1993 kam der Südfranzose in die Stadt, um an der Humboldt-Universität Rechtswissenschaften zu studieren: „Vor genau 30 Jahren zog ich vom Mittelmeer nach Oberschöneweide, auch bekannt als Schweineöde, in eine unsanierte Einzimmer-Altbauwohnung mit Ofenheizung und Toilette eine Treppe tiefer“, erinnert sich der 47-Jährige, dessen Titel Graf nur formeller Art ist. Namensträgerin sei seine Mutter Gräfin Adelmann. Doch Frauen würden im Adel herabgestuft. Als Nachkomme habe er jedoch ohnehin keinerlei Identifizierung mit einem Grafen, so der Wahlberliner. Auch Vermögen oder Ländereien habe es aus dem Stammbaum heraus nicht gegeben.

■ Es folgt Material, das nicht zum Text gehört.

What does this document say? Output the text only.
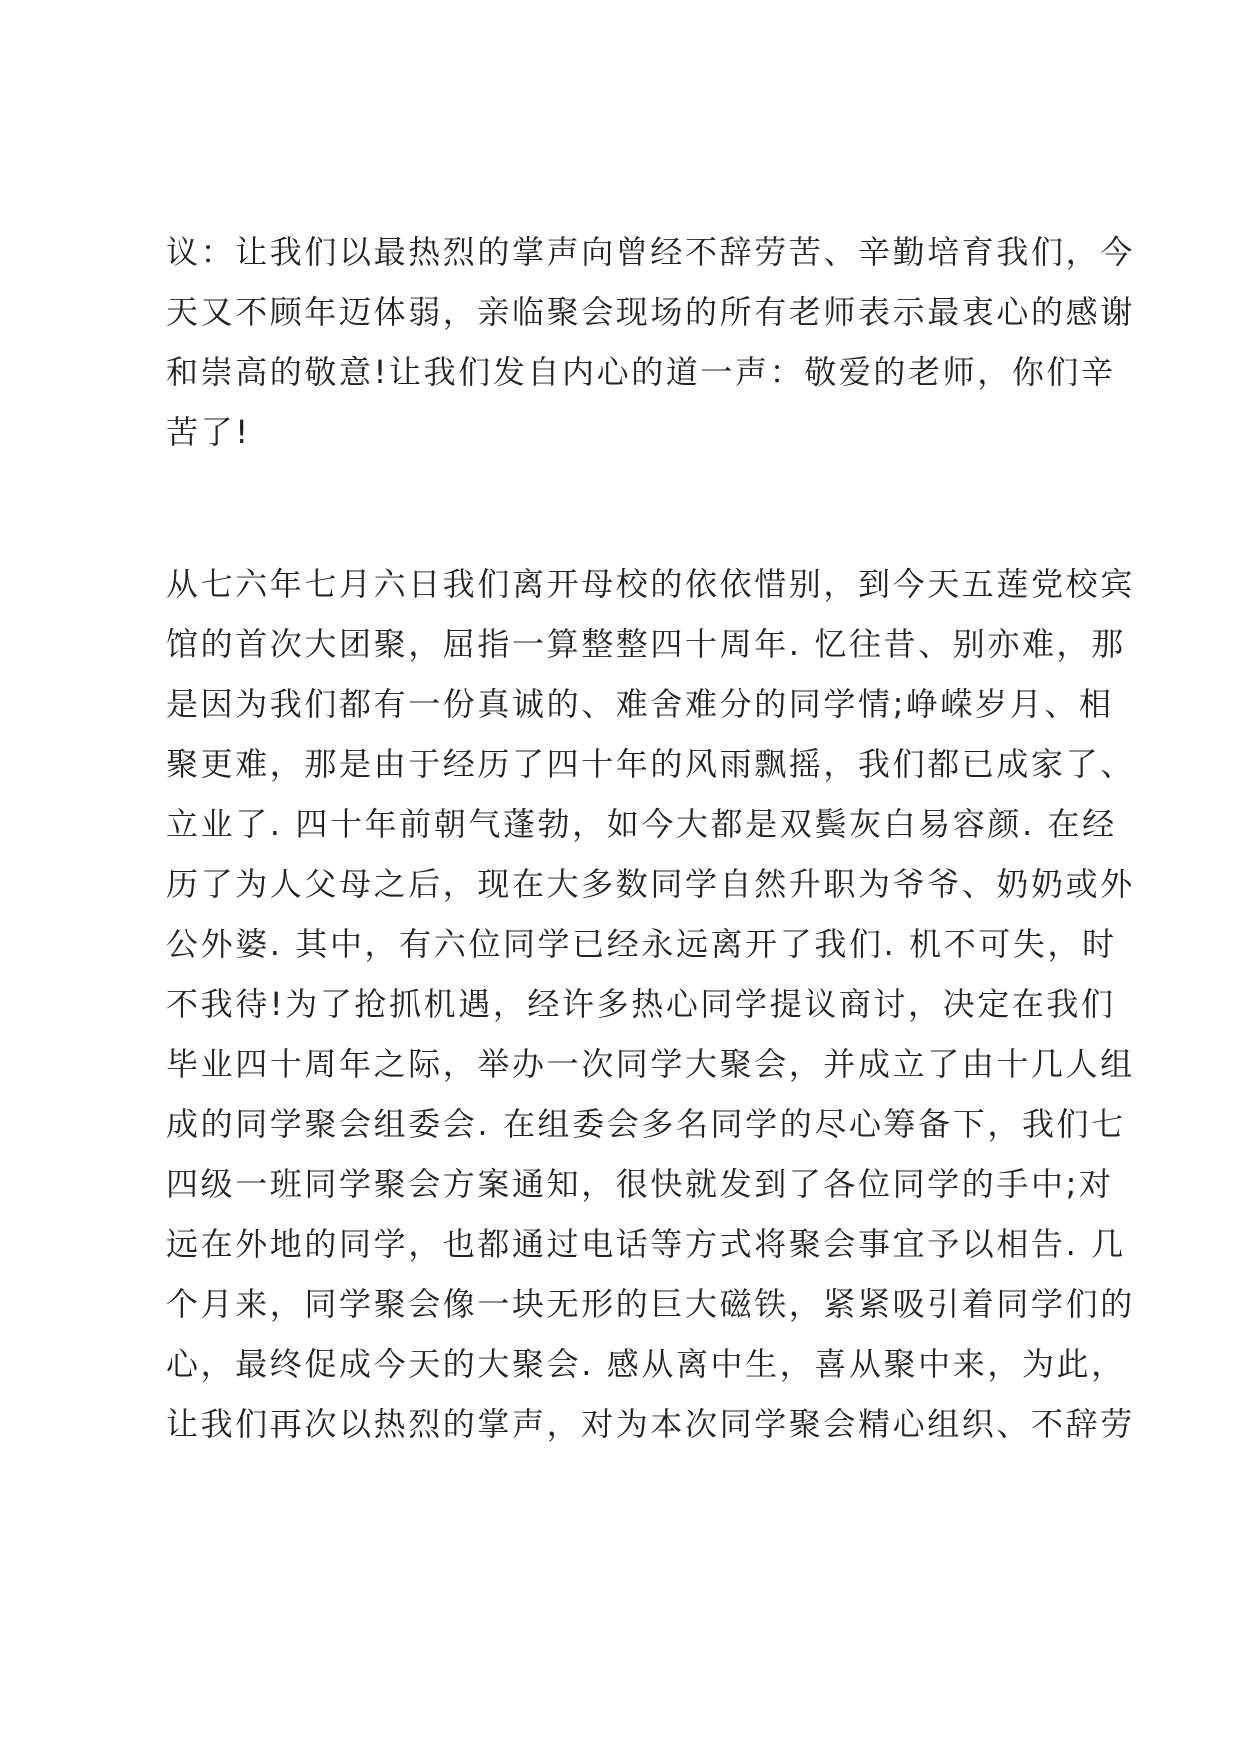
议：让我们以最热烈的掌声向曾经不辞劳苦、辛勤培育我们，今
天又不顾年迈体弱，亲临聚会现场的所有老师表示最衷心的感谢
和崇高的敬意!让我们发自内心的道一声：敬爱的老师，你们辛
苦了!

从七六年七月六日我们离开母校的依依惜别，到今天五莲党校宾
馆的首次大团聚，屈指一算整整四十周年. 忆往昔、别亦难，那
是因为我们都有一份真诚的、难舍难分的同学情;峥嵘岁月、相
聚更难，那是由于经历了四十年的风雨飘摇，我们都已成家了、
立业了. 四十年前朝气蓬勃，如今大都是双鬓灰白易容颜. 在经
历了为人父母之后，现在大多数同学自然升职为爷爷、奶奶或外
公外婆. 其中，有六位同学已经永远离开了我们. 机不可失，时
不我待!为了抢抓机遇，经许多热心同学提议商讨，决定在我们
毕业四十周年之际，举办一次同学大聚会，并成立了由十几人组
成的同学聚会组委会. 在组委会多名同学的尽心筹备下，我们七
四级一班同学聚会方案通知，很快就发到了各位同学的手中;对
远在外地的同学，也都通过电话等方式将聚会事宜予以相告. 几
个月来，同学聚会像一块无形的巨大磁铁，紧紧吸引着同学们的
心，最终促成今天的大聚会. 感从离中生，喜从聚中来，为此，
让我们再次以热烈的掌声，对为本次同学聚会精心组织、不辞劳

Dann kommt das Gespräch auf sein Museum und die DDR: Ob er als Franzose zu Ostdeutschland früher einen Bezug hatte?
„Gar keinen. In unserem Geschichtsunterricht war die DDR überhaupt kein Thema. Als die Mauer fiel und Reporter in den Nachrichten Menschen aus Sachsen interviewten, war ich als Kind verwundert, wie gut in der DDR Deutsch gesprochen wurde – wenngleich mit seltsamer Aussprache“, schmunzelt Adelmann.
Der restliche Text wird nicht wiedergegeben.